As a
modestly sized department — policing 2 million citizens with just
over 1,800 sworn officers — the San Bernardino Sheriff’s
Department doesn’t seem like it would be on the cutting edge of
surveillance technology. But the department has quietly become one of
the most productive nodes in a nationwide iris-scanning project,
collecting iris data from at least 200,000 arrestees over the last
two and a half years, according to documents obtained by The Verge.

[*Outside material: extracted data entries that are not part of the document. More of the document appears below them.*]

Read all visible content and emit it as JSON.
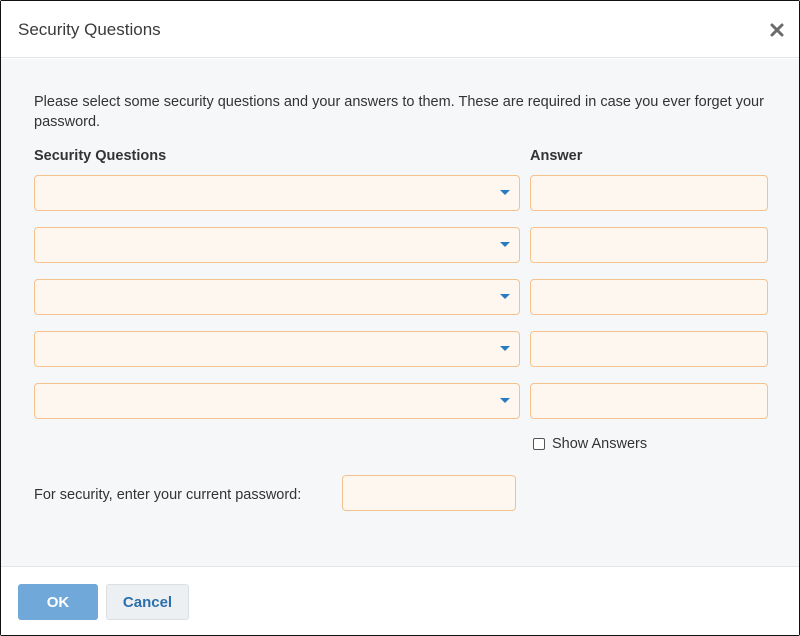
{
  "dialog": {
    "title": "Security Questions",
    "close_icon": "close-icon"
  },
  "intro_text": "Please select some security questions and your answers to them. These are required in case you ever forget your password.",
  "columns": {
    "questions_label": "Security Questions",
    "answer_label": "Answer"
  },
  "rows": [
    {
      "question": "",
      "answer": ""
    },
    {
      "question": "",
      "answer": ""
    },
    {
      "question": "",
      "answer": ""
    },
    {
      "question": "",
      "answer": ""
    },
    {
      "question": "",
      "answer": ""
    }
  ],
  "show_answers": {
    "label": "Show Answers",
    "checked": false
  },
  "password": {
    "label": "For security, enter your current password:",
    "value": ""
  },
  "footer": {
    "ok_label": "OK",
    "cancel_label": "Cancel"
  },
  "colors": {
    "field_border": "#f3c28f",
    "field_bg": "#fdf7f0",
    "accent": "#2a7ac0",
    "ok_button": "#6fa8d9"
  }
}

In the early months of 2016, the department was collecting an average
of 189 iris scans each day.
San
Bernardino’s activity is part of a larger pilot program organized
by the Federal Bureau of Investigation, one that began as a simple
test of available technology but has quietly grown into something far
more ambitious. Since its launch in 2013, the program has stockpiled
iris scans from 434,000 arrestees, an FBI spokesperson confirmed.
To create
that pool of scans, the FBI has struck information-sharing agreements
with other agencies, including US Border Patrol, the Pentagon, and
local law enforcement departments. California has been most
aggressive about collecting scans, but agencies in Texas and Missouri
can also add to and search the system. The result amounts to a new
national biometric database that stretches the traditional boundaries
of a pilot program, while staying just outside the reach of privacy
mandates often required for such data-gathering projects.